Mattis Erupts Over Niger Inquiry and Army Revisits Who Is to Blame

The slow pace of accountability has infuriated Mr. Mattis, who officials say is dissatisfied with the punishments given largely to junior officers. The reprimands were first reported by The Times after a longer Times investigation into the ambush. The only senior officer to receive a letter of reprimand so far is Maj. Gen. Marcus Hicks, the head of Special Operations forces in Africa, who was already planning to retire.

The delays have led to recriminations within the military’s individual fiefs. Army Gen. Tony Thomas, the leader of Special Operations Command — which includes Green Berets, Navy SEALs and other American commandos around the world — has complained that his troops have been singled out for fault. He has also leveled criticism that Pentagon leaders are protecting United States Africa Command, which oversees missions across the continent.

In a memo to Mr. Mattis on Oct. 1, General Thomas blamed bad relations between Africa Command and the last commander of American commandos in Africa, Brig. Gen. Donald C. Bolduc, as one reason for the failed mission. The memo, obtained by The Times, said the internal tensions had “hindered the ability of commanders, at both levels, to understand, communicate, assess and mitigate risk as events transpired” in October 2017.

Animosity erupted during the video conference at the Pentagon last month between Mr. Mattis; Gen. Mark A. Milley, the Army chief of staff; Mark Esper, the Army secretary; Owen West, the military’s top civilian Special Operations policy official; and Paul C. Ney Jr., the Pentagon general counsel. General Thomas called in from his headquarters at MacDill Air Force Base in Tampa.

Mr. Mattis wasn’t the only one angry, Defense Department officials said. Army officials complained to aides that Mr. Mattis and Marine Gen. Joseph F. Dunford Jr., the chairman of the Joint Chiefs of Staff, had contributed to the morass by allowing Africa Command, whose leader, Gen. Thomas D. Waldhauser, is also a Marine, to essentially investigate itself by appointing General Waldhauser’s own chief of staff, Maj. Gen. Roger L. Cloutier Jr., to conduct the inquiry.

The blowback from the video conference was almost immediate. Maj. Gen. Edwin J. Deedrick Jr., the officer in charge of administering internal punishments, was quickly told by Army leaders to re-examine some of the reprimands from the investigation.
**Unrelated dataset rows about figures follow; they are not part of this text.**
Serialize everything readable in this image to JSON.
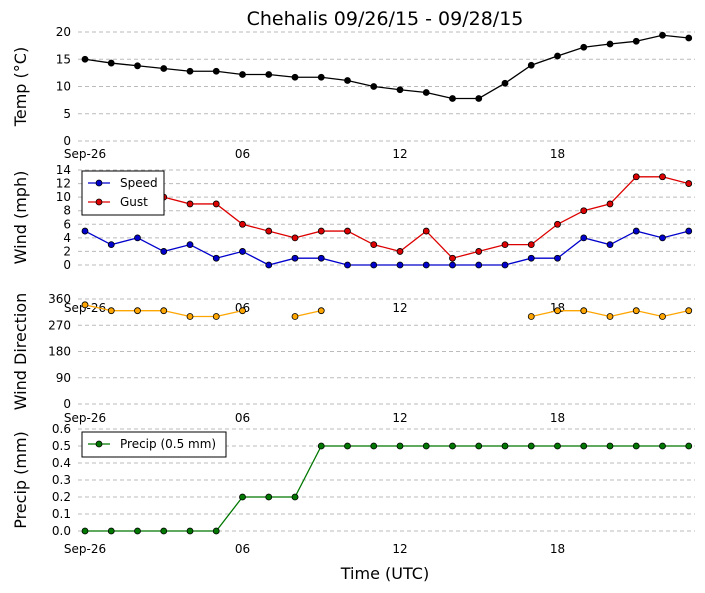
{
  "title": "Chehalis 09/26/15 - 09/28/15",
  "xlabel": "Time (UTC)",
  "xtick_labels": [
    "Sep-26",
    "06",
    "12",
    "18"
  ],
  "chart_data": [
    {
      "type": "line",
      "ylabel": "Temp (°C)",
      "ylim": [
        0,
        20
      ],
      "yticks": [
        0,
        5,
        10,
        15,
        20
      ],
      "x": [
        0,
        1,
        2,
        3,
        4,
        5,
        6,
        7,
        8,
        9,
        10,
        11,
        12,
        13,
        14,
        15,
        16,
        17,
        18,
        19,
        20,
        21,
        22,
        23
      ],
      "series": [
        {
          "color": "#000000",
          "values": [
            15,
            14.3,
            13.8,
            13.3,
            12.8,
            12.8,
            12.2,
            12.2,
            11.7,
            11.7,
            11.1,
            10,
            9.4,
            8.9,
            7.8,
            7.8,
            10.6,
            13.9,
            15.6,
            17.2,
            17.8,
            18.3,
            19.4,
            18.9
          ]
        }
      ],
      "grid": true
    },
    {
      "type": "line",
      "ylabel": "Wind (mph)",
      "ylim": [
        0,
        14
      ],
      "yticks": [
        0,
        2,
        4,
        6,
        8,
        10,
        12,
        14
      ],
      "x": [
        0,
        1,
        2,
        3,
        4,
        5,
        6,
        7,
        8,
        9,
        10,
        11,
        12,
        13,
        14,
        15,
        16,
        17,
        18,
        19,
        20,
        21,
        22,
        23
      ],
      "legend_position": "upper-left",
      "series": [
        {
          "name": "Speed",
          "color": "#0000cc",
          "values": [
            5,
            3,
            4,
            2,
            3,
            1,
            2,
            0,
            1,
            1,
            0,
            0,
            0,
            0,
            0,
            0,
            0,
            1,
            1,
            4,
            3,
            5,
            4,
            5
          ]
        },
        {
          "name": "Gust",
          "color": "#dd0000",
          "values": [
            null,
            null,
            null,
            10,
            9,
            9,
            6,
            5,
            4,
            5,
            5,
            3,
            2,
            5,
            1,
            2,
            3,
            3,
            6,
            8,
            9,
            13,
            13,
            12
          ]
        }
      ],
      "grid": true
    },
    {
      "type": "line",
      "ylabel": "Wind Direction",
      "ylim": [
        0,
        360
      ],
      "yticks": [
        0,
        90,
        180,
        270,
        360
      ],
      "x": [
        0,
        1,
        2,
        3,
        4,
        5,
        6,
        7,
        8,
        9,
        10,
        11,
        12,
        13,
        14,
        15,
        16,
        17,
        18,
        19,
        20,
        21,
        22,
        23
      ],
      "series": [
        {
          "color": "#ffa500",
          "values": [
            340,
            320,
            320,
            320,
            300,
            300,
            320,
            null,
            300,
            320,
            null,
            null,
            null,
            null,
            null,
            null,
            null,
            300,
            320,
            320,
            300,
            320,
            300,
            320
          ]
        }
      ],
      "grid": true
    },
    {
      "type": "line",
      "ylabel": "Precip (mm)",
      "ylim": [
        0,
        0.6
      ],
      "yticks": [
        0.0,
        0.1,
        0.2,
        0.3,
        0.4,
        0.5,
        0.6
      ],
      "x": [
        0,
        1,
        2,
        3,
        4,
        5,
        6,
        7,
        8,
        9,
        10,
        11,
        12,
        13,
        14,
        15,
        16,
        17,
        18,
        19,
        20,
        21,
        22,
        23
      ],
      "legend_position": "upper-left",
      "series": [
        {
          "name": "Precip (0.5 mm)",
          "color": "#007700",
          "values": [
            0,
            0,
            0,
            0,
            0,
            0,
            0.2,
            0.2,
            0.2,
            0.5,
            0.5,
            0.5,
            0.5,
            0.5,
            0.5,
            0.5,
            0.5,
            0.5,
            0.5,
            0.5,
            0.5,
            0.5,
            0.5,
            0.5
          ]
        }
      ],
      "grid": true
    }
  ]
}
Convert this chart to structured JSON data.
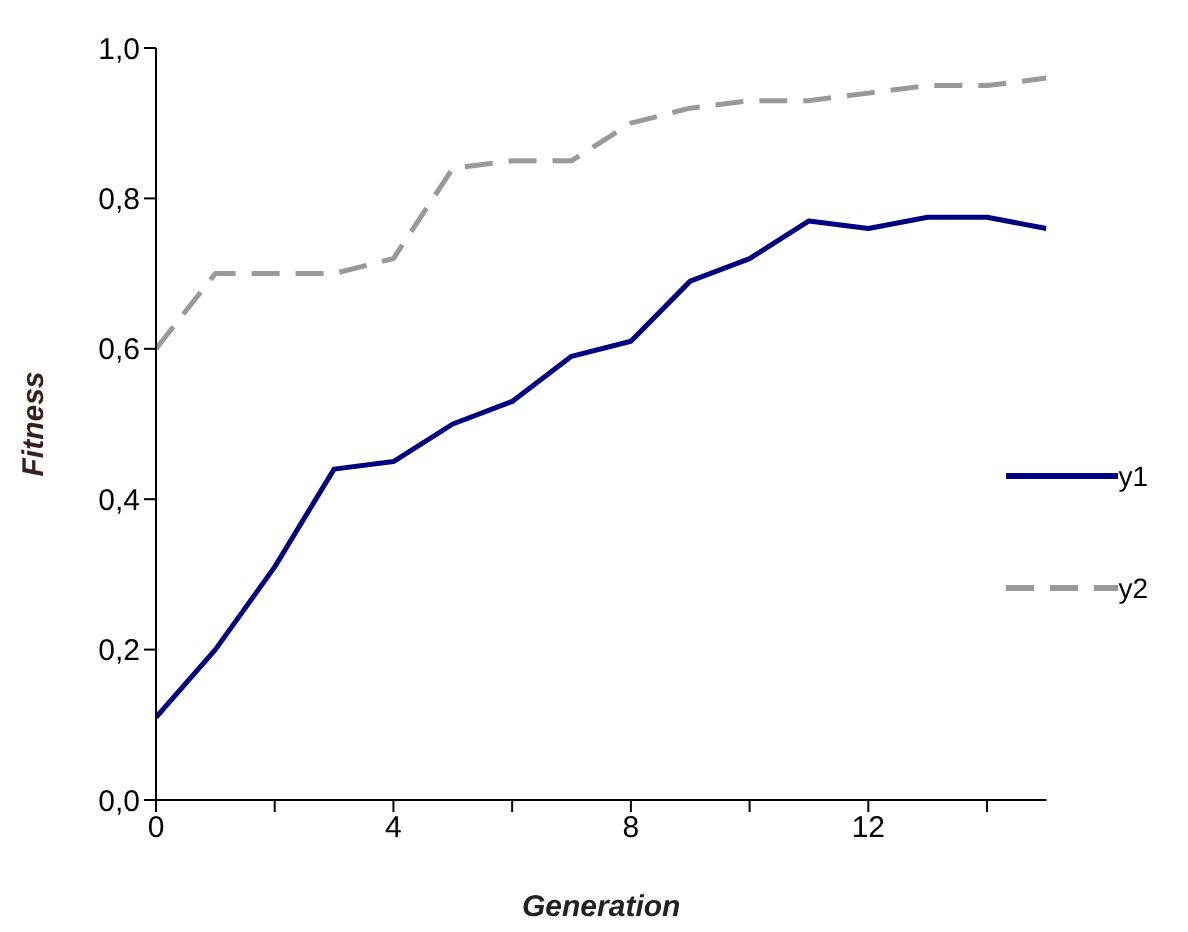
{
  "chart_data": {
    "type": "line",
    "xlabel": "Generation",
    "ylabel": "Fitness",
    "x": [
      0,
      1,
      2,
      3,
      4,
      5,
      6,
      7,
      8,
      9,
      10,
      11,
      12,
      13,
      14,
      15
    ],
    "series": [
      {
        "name": "y2",
        "color": "#999999",
        "line_style": "dashed",
        "values": [
          0.6,
          0.7,
          0.7,
          0.7,
          0.72,
          0.84,
          0.85,
          0.85,
          0.9,
          0.92,
          0.93,
          0.93,
          0.94,
          0.95,
          0.95,
          0.96
        ]
      },
      {
        "name": "y1",
        "color": "#000080",
        "line_style": "solid",
        "values": [
          0.11,
          0.2,
          0.31,
          0.44,
          0.45,
          0.5,
          0.53,
          0.59,
          0.61,
          0.69,
          0.72,
          0.77,
          0.76,
          0.775,
          0.775,
          0.76
        ]
      }
    ],
    "xlim": [
      0,
      15
    ],
    "xticks": [
      0,
      {
        "value": 2,
        "label": null
      },
      4,
      {
        "value": 6,
        "label": null
      },
      8,
      {
        "value": 10,
        "label": null
      },
      12,
      {
        "value": 14,
        "label": null
      }
    ],
    "ylim": [
      0,
      1
    ],
    "yticks": [
      {
        "value": 0,
        "label": "0,0"
      },
      {
        "value": 0.2,
        "label": "0,2"
      },
      {
        "value": 0.4,
        "label": "0,4"
      },
      {
        "value": 0.6,
        "label": "0,6"
      },
      {
        "value": 0.8,
        "label": "0,8"
      },
      {
        "value": 1,
        "label": "1,0"
      }
    ],
    "grid": false,
    "legend": "right",
    "marker": "none"
  }
}
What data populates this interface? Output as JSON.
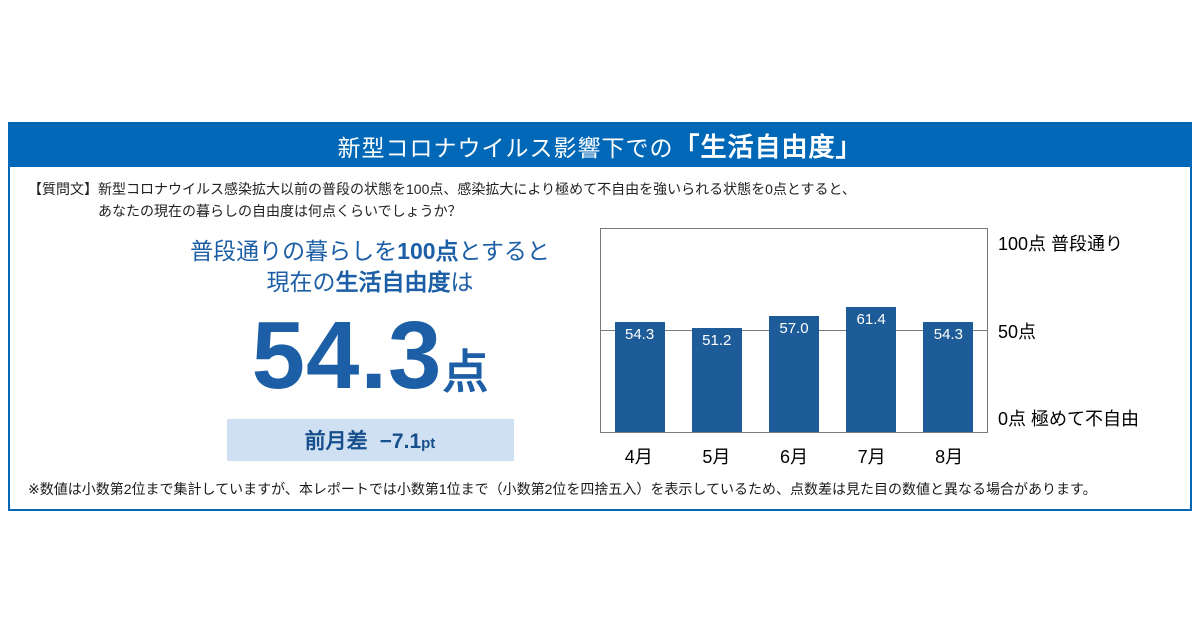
{
  "header": {
    "title_pre": "新型コロナウイルス影響下での",
    "title_em": "「生活自由度」"
  },
  "question": {
    "label": "【質問文】",
    "line1": "新型コロナウイルス感染拡大以前の普段の状態を100点、感染拡大により極めて不自由を強いられる状態を0点とすると、",
    "line2": "あなたの現在の暮らしの自由度は何点くらいでしょうか？"
  },
  "highlight": {
    "lead1": {
      "pre": "普段通りの暮らしを",
      "em": "100点",
      "post": "とすると"
    },
    "lead2": {
      "pre": "現在の",
      "em": "生活自由度",
      "post": "は"
    },
    "score": "54.3",
    "score_unit": "点",
    "badge": {
      "label": "前月差",
      "value": "−7.1",
      "unit": "pt"
    }
  },
  "chart_data": {
    "type": "bar",
    "categories": [
      "4月",
      "5月",
      "6月",
      "7月",
      "8月"
    ],
    "values": [
      54.3,
      51.2,
      57.0,
      61.4,
      54.3
    ],
    "value_labels": [
      "54.3",
      "51.2",
      "57.0",
      "61.4",
      "54.3"
    ],
    "ylim": [
      0,
      100
    ],
    "gridlines": [
      50
    ],
    "grid": true,
    "legend_position": "none",
    "axis_labels": {
      "top": "100点 普段通り",
      "mid": "50点",
      "bottom": "0点 極めて不自由"
    },
    "bar_color": "#1d5c99"
  },
  "footnote": "※数値は小数第2位まで集計していますが、本レポートでは小数第1位まで（小数第2位を四捨五入）を表示しているため、点数差は見た目の数値と異なる場合があります。",
  "colors": {
    "header_blue": "#0068b7",
    "panel_border": "#0068b7",
    "bar_blue": "#1d5c99",
    "text_blue": "#1d5fa6",
    "badge_bg": "#cfe0f2",
    "badge_text": "#174f8c"
  }
}
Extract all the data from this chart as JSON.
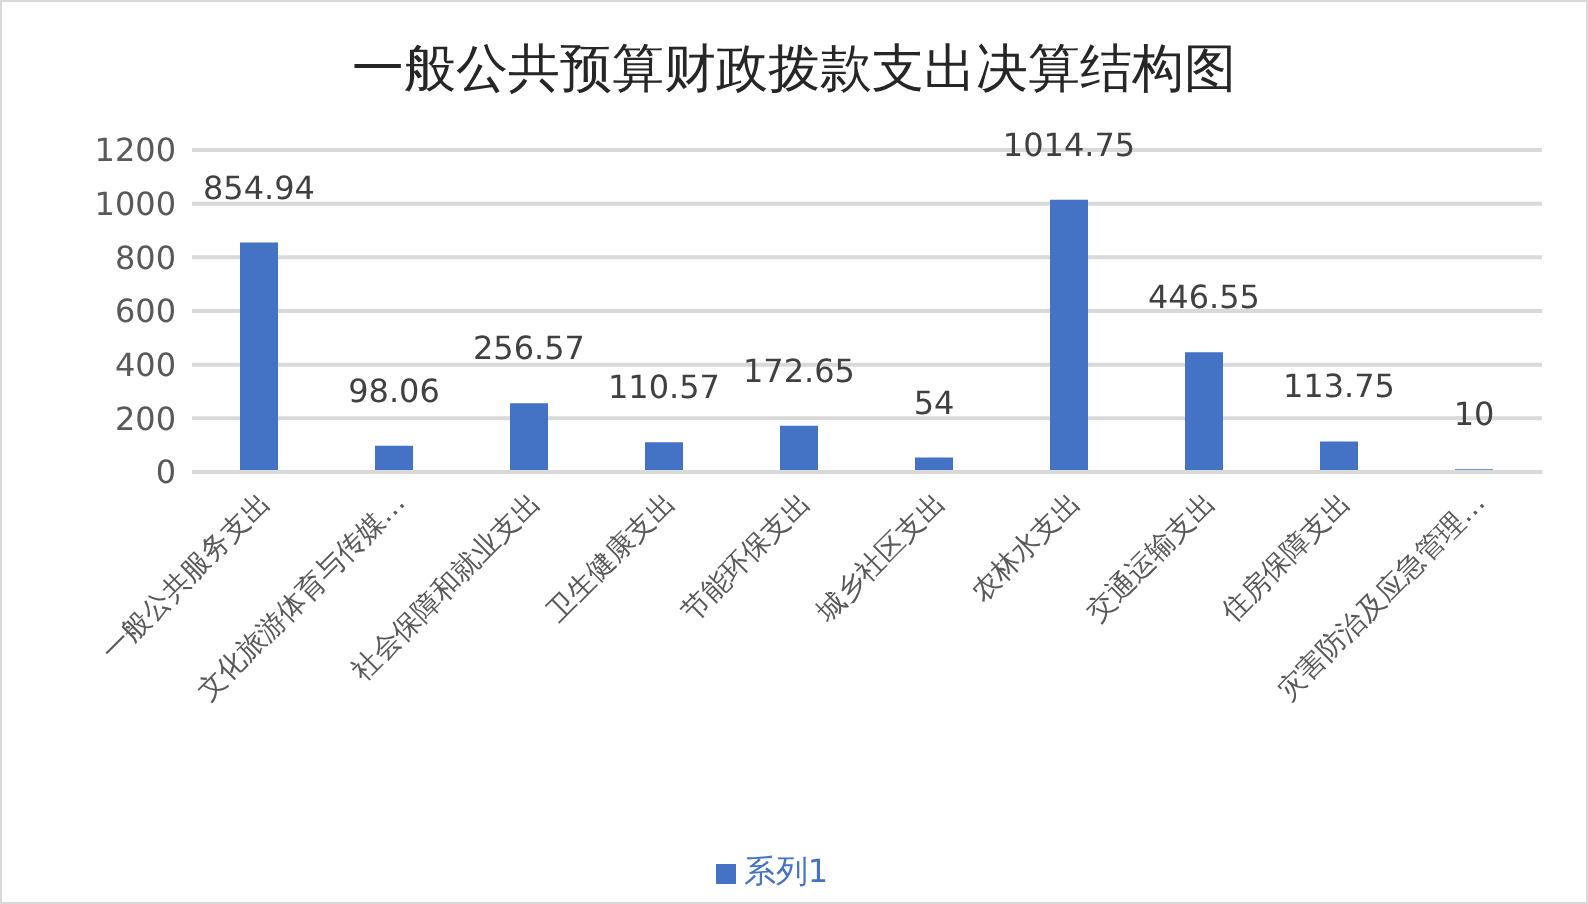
{
  "chart_data": {
    "type": "bar",
    "title": "一般公共预算财政拨款支出决算结构图",
    "categories": [
      "一般公共服务支出",
      "文化旅游体育与传媒…",
      "社会保障和就业支出",
      "卫生健康支出",
      "节能环保支出",
      "城乡社区支出",
      "农林水支出",
      "交通运输支出",
      "住房保障支出",
      "灾害防治及应急管理…"
    ],
    "series": [
      {
        "name": "系列1",
        "color": "#4472c4",
        "values": [
          854.94,
          98.06,
          256.57,
          110.57,
          172.65,
          54,
          1014.75,
          446.55,
          113.75,
          10
        ]
      }
    ],
    "ylim": [
      0,
      1200
    ],
    "yticks": [
      0,
      200,
      400,
      600,
      800,
      1000,
      1200
    ],
    "grid": "y",
    "legend": "bottom",
    "data_labels": true
  }
}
Included in the initial batch of reprimands was one for Captain Perozeni, the leader of the team in Niger that came under attack. Africa Command leaders singled out Captain Perozeni and another junior officer in the early public accounting of the ambush for having “mischaracterized” the mission in a preliminary planning document sent to superiors as a trip to meet with tribal leaders, not a counterterrorism effort.